HAMLET DE SHAKSPEARE
Universidade do Porto
Hamlet: a peça e o livro*
Para quem tenha um envolvimento profissional com o ensino da literatura, num ambiente em que prevalece a inquirição céptica do cânone a partir de posições teórico-críticas inspiradas pelo que alguns designaram como as “hermenêuticas da suspeita”, é hoje uma oportunidade relativamente rara ser convidado a falar, nesses termos exactos, de “grandes livros”. Quando o “grande livro” em causa contém uma peça de teatro, acresce a essa eventual reserva a resistência, que desde meados do séc.
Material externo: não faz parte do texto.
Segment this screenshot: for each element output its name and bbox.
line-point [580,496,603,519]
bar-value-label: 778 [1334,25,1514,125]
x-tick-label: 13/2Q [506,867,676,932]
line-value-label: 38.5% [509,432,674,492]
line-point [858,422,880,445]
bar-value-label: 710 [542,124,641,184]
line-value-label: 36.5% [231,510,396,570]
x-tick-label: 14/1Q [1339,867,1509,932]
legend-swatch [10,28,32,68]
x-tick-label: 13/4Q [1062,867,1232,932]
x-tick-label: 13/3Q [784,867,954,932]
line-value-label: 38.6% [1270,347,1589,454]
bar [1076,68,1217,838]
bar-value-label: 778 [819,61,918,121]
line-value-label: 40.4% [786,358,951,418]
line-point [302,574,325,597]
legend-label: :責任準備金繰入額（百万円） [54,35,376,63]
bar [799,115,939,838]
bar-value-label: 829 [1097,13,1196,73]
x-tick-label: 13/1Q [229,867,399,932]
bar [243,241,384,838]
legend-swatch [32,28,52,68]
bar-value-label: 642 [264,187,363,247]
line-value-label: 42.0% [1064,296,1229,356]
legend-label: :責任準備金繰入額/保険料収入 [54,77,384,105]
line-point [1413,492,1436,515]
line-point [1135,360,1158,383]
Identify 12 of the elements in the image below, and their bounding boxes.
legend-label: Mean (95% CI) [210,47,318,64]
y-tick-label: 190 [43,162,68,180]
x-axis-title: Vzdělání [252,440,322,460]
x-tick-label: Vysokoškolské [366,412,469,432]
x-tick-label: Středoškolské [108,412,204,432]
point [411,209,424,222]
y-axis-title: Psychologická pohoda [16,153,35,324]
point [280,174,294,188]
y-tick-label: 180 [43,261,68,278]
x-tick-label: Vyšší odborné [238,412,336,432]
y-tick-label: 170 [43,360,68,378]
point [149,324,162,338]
XX se revelou também crescente, à consideração de que um texto dramático possa, sem uma consequência fortemente redutora para o entendimento das condições específicas da sua semiose, ser tratado como um objecto literário (tout court).
O que se segue obedecerá ao simples propósito de produzir algumas considerações sobre os termos em que hoje nos podemos dirigir a Hamlet como um “grande livro”.
Comece-se por reconhecer o óbvio: a atracção continuada de um dos textos imaginativamente mais produtivos e com maior consequência na história da literatura e do teatro.
Assinale-se também que somos herdeiros (certamente afortunados) de uma conformação cultural em cujo âmbito (em particular nos últimos dois séculos, e não apenas no mundo de expressão inglesa) Shakespeare se tornou instância máxima do culto da figura autoral; e em que a Hamlet e a Hamlet é em regra atribuído o lugar respectivamente de seu opus magnum e de personagem que supostamente melhor representa
(por sinédoque) a complexidade do desígnio artístico do dramaturgo e de toda a sua obra. Mas note-se, por outro lado, que esta herança encontrou em décadas recentes acolhimentos distintos: a verificação do impacto cultural ímpar e imaginativamente produtivo (na literatura, na história intelectual, nas artes) de um texto como Hamlet só assume hoje cariz celebratório e registo encomiástico fora do discurso especializado.